Cameron's battle is less to get a better EU deal, and more to stop it getting worse

It’s Friday, it must be Poland, swiftly followed by Denmark. No-one could fault David Cameron’s energy, nor his stamina as he dutifully treks from capital to capital in search of agreement for his "reformed Europe" strategy.

But is it doing any good? Certainly the British people don’t seem to have been overwhelmed by what he’s brought home, if the latest YouGov poll in today’s Times is any indication.

Polls, of course, carry substantial health warnings as we all learned in the General Election, but having said that this one is not great news for the Remain campaign, showing a 9 point lead (45% to 36%, with 19% undecided) for those who want to leave the EU. And, significantly, it was taken in the immediate aftermath of his ‘deal’ with the EU’s President Tusk on terms for Britain’s continued membership.

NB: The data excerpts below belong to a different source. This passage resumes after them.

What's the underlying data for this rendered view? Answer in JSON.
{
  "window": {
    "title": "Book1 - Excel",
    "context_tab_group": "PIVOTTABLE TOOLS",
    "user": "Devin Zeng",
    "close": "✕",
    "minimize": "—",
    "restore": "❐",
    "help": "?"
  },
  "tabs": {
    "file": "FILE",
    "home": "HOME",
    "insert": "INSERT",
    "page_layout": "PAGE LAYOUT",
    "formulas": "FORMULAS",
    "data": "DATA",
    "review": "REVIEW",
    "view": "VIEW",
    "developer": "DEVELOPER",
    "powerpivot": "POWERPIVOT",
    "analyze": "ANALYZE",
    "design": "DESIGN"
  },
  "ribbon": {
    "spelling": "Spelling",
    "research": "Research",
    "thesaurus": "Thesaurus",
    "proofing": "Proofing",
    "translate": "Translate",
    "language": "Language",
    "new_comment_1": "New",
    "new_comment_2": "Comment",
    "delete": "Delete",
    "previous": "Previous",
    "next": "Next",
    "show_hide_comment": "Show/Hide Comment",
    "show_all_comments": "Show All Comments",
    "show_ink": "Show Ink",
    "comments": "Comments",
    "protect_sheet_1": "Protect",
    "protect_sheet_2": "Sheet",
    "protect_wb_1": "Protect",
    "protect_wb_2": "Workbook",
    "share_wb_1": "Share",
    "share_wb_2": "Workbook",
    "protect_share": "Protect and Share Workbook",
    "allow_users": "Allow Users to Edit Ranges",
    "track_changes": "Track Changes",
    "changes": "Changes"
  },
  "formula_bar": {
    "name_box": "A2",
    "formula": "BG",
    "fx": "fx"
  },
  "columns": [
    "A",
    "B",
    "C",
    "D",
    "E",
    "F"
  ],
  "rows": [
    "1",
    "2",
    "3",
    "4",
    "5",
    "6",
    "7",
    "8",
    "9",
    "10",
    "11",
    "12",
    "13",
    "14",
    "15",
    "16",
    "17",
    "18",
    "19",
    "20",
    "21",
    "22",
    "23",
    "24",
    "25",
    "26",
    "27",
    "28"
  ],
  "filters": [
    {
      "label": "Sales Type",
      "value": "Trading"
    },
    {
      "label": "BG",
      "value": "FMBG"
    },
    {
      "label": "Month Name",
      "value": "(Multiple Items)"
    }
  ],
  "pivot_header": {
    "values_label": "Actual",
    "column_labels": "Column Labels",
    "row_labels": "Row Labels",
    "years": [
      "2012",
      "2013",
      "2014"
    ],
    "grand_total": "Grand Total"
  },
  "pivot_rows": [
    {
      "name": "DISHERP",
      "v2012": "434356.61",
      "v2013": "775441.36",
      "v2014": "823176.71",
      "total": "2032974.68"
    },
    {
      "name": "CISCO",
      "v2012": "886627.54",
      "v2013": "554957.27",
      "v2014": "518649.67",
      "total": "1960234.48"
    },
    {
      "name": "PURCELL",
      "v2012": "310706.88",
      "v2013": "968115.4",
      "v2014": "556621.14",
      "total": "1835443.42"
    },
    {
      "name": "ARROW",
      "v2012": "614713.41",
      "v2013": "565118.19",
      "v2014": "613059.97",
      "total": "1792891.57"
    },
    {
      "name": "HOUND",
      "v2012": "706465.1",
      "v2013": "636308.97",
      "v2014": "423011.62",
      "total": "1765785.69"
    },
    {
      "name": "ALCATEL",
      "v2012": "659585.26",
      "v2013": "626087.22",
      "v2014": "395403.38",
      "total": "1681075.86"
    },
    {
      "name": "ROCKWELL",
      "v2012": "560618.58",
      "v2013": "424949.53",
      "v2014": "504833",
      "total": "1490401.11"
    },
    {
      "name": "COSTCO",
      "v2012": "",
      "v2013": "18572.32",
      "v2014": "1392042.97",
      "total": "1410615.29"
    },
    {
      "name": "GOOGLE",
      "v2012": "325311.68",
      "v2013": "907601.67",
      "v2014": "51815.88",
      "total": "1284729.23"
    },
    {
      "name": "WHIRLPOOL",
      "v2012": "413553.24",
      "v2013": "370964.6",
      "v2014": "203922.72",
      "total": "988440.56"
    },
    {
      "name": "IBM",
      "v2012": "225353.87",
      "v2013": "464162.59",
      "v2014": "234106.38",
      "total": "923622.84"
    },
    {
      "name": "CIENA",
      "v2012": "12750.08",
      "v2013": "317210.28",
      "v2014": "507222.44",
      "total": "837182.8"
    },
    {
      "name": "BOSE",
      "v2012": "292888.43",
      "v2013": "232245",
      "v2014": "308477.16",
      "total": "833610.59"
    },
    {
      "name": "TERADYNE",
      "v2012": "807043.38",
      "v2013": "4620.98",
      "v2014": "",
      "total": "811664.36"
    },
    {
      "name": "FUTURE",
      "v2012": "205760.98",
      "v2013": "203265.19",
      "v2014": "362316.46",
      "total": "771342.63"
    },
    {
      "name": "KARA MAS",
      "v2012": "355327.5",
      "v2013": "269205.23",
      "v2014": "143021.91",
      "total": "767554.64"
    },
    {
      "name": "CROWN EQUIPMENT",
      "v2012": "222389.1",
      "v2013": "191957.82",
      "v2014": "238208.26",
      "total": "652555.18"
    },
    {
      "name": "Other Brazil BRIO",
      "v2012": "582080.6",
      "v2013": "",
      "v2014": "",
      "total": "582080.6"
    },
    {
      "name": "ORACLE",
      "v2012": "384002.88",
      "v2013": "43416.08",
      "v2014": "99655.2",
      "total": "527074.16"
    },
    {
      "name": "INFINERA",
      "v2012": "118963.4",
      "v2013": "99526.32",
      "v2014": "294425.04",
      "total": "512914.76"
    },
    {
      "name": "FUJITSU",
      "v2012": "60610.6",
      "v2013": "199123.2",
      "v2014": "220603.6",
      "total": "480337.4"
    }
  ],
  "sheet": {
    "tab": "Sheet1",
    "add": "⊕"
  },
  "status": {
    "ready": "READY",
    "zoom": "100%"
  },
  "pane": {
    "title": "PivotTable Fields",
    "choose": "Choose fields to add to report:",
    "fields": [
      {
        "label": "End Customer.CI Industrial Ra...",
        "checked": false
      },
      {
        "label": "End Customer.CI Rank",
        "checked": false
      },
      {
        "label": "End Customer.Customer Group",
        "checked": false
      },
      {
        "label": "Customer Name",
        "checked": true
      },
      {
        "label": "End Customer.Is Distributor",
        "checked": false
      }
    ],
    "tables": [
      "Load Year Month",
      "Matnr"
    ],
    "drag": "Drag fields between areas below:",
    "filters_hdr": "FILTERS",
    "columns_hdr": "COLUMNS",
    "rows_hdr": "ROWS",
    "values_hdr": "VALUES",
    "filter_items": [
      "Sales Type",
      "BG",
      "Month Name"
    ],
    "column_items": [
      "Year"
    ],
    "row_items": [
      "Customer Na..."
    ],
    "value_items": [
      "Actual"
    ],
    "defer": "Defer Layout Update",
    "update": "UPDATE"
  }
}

It is unlikely David Cameron can improve those terms much, if at all, in the couple of weeks remaining till the big ‘Brexit Summit’ in Brussels. Indeed, he may have to work hard to stop them getting any worse.

Read: Poll suggests rising number of Brits back EU exit

This morning’s visit to Warsaw is about exactly that. The Poles are not yet reconciled to the restrictions on migrant benefits in the UK, however mild those restrictions may now be. Prime Minister Beata Szydlo will tell him as much today, and is going to keep him hanging on for another 10 days before revealing whether she will sign up to this deal.

Poland, Hungary, Slovakia and the Czech Republic have formed an informal group called the Visegrad 4, and they will agree a common response to be announced on February 16th. But will they scupper the carefully crafted deal put together by Brussels? It seems unlikely.

Unhappy as the new Polish Government may be, the bigger picture for them is that the UK is pushing the EU in exactly the direction they want to go. Until recently leaders in Warsaw cleaved tightly to German coat-tails. The newly elected Law and Justice Party is very suspicious of where Berlin may be leading them, and new Foreign Minister Witold Waszczykowski has suggested he is much closer to the UK’s view of the EU as a “union of free nations and equal countries’.

London can also be reassured that the other three of the Visegrad 4 seem fairly relaxed about the deal as proposed by Tusk. It would be a major surprise if they were to throw out the proposed solution on migrant benefits, though they will be working hard to restrict the ‘Emergency Brake’ - hoping to only allow it to be applied for as short a time as possible.